Because his greatest pride wasn't official glory or the medal or the yellowed clippings he kept as relics in a box in his workroom, but his undeniable loyalty to a friend, to the custom of gratitude, to this house. He spoke to Minaya about Manuel's family as if it were his own, and he knew by heart the names and ranks of the gentlemen depicted in the indistinct portraits in the gallery and in the photo albums that only he bothered to exhume from the library shelves, showing Minaya solemn ancestors he had never heard of, because the oldest face he could recognize belonged to his grandmother Cristina.

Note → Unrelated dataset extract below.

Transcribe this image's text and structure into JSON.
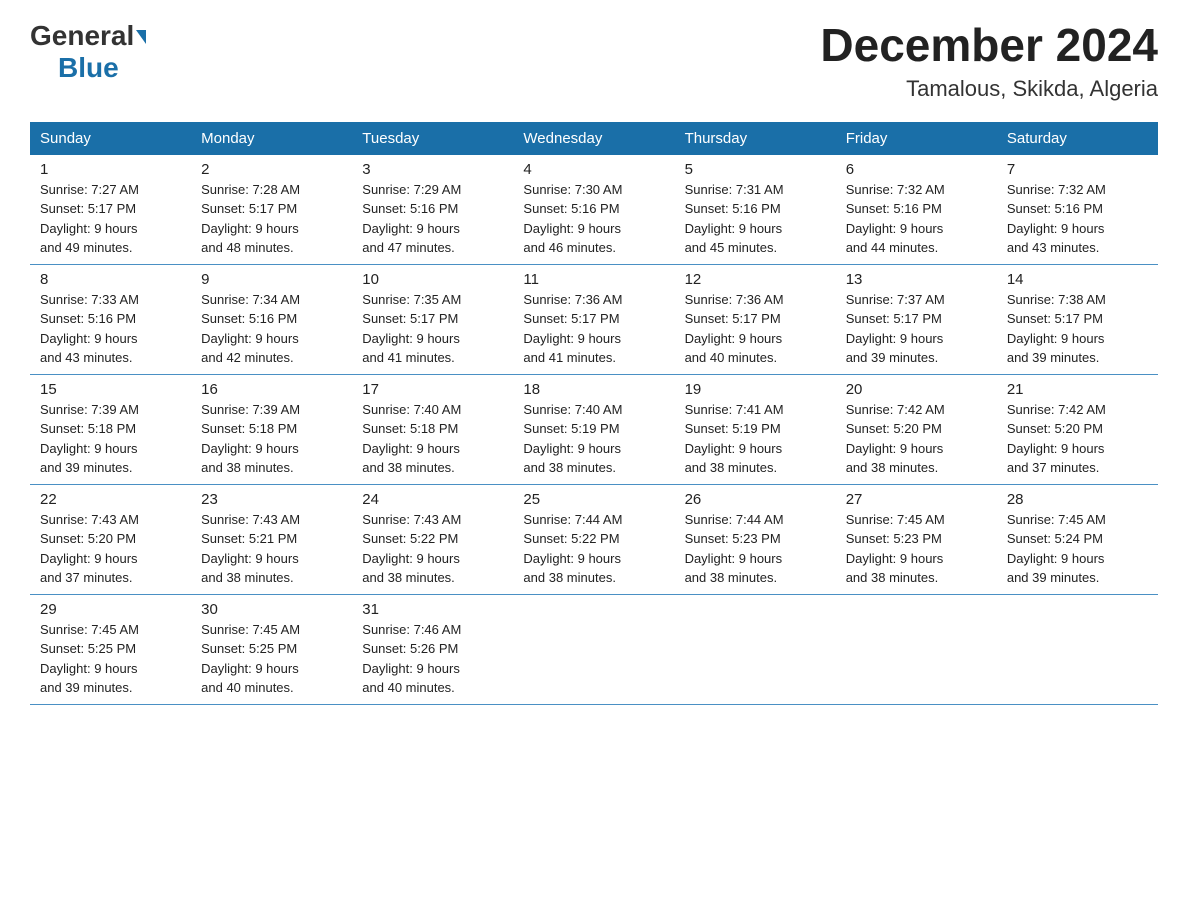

"You should have known Doña Elvira when I met her. She was a lady, my friend, as tall as Manuel, and so elegant, a true aristocrat. The death of her husband was a terrible blow, but she would have overcome that if it hadn't been for the things that happened later. I can still see her on the day Manuel came home from the hospital, re-covering from that serious wound and ready to marry Mariana. Because, as she said, it was one thing for her son to be for the Republic, and even a little bit of a Socialist, and quite another to see him married to that woman after dropping his lifelong sweetheart. I remember Doña Elvira standing at the door of the library, dressed in mourning, and when Mariana offered her hand she turned and withdrew to her rooms without saying a single word."